The above program is all very well and works fine, but suppose that the document that we are parsing is very large, with data items scattered through its length, and that we wish to access those items in an order that is not necessarily that in which they appear in the document. This is quite straightforward; every time we see a data item, we record the current position with a mark. Assuming the global declaration:

marks: list of ref Mark;

the document function might become:

document(p: ref Parser)

{

    while ((i := nexttag(p)) != nil) {

        if (i.name == "data") {

            p.down();

            marks = p.mark() :: marks;

            p.up();

        }

    }

}

At some later time, we can access the data items arbitrarily, for instance:

    for (m := marks; m != nil; m = tl m) {

        p.goto(hd m);

        data(p);

    }

If we wish to store the data item marks in some external index (in a file, perhaps), the Mark adt provides a str function which returns a string representation of the mark. Parser’s str2mark function can later be used to recover the mark. Care must be taken that the document it refers to has not been changed, otherwise it is likely that the mark will be invalid.

The eBook implementation

The Open eBook reader software uses the primitives described above to maintain display-page-based access to arbitrarily large documents while trying to bound memory usage. Unfortunately it is difficult to unconditionally bound memory usage, given that any element in an XML document may be arbitrarily large. For instance a perfectly legal document might have 100MB of continuous text containing no tags whatsoever. The described interface would attempt to put all this text in one single item, rapidly running out of memory! Similar types of problems can occur when gathering the items necessary to format a particular tag. For instance, to format the first row of a table, it is necessary to lay out the entire table to determine the column widths.

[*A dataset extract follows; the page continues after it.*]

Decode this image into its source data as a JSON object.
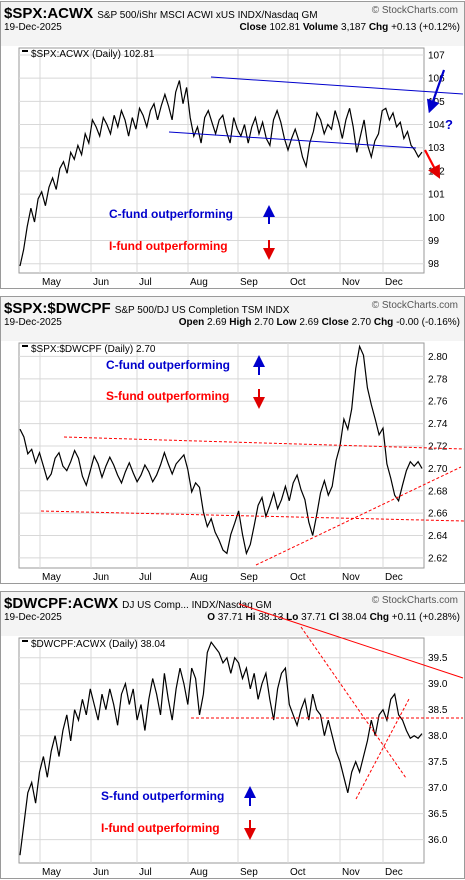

I chose to make the simplifying assumption that top-level items within the document would be small enough to fit into memory. From the point of view of the display module, the document looks like a simple sequence of items, one after another. One item might cover more than one page, in which case a different part of it will be displayed on each of those pages.

One difficulty is that the displayed size of an item depends on many factors, such as stylesheet parameters, size of installed fonts, etc. When a document is read, the page index must have been created from the same document with the same parameters. It is difficult in general to enumerate all the relevant parameters; they would need to be stored inside, or alongside the index; any change would invalidate the index. Instead of doing this, as the document is being displayed, the eBook display program constantly checks to see if the results it is getting from the index match with the results it is getting when actually laying out the document. If the results differ, the index is remade; the discrepancy will hopefully not be noticed by the user!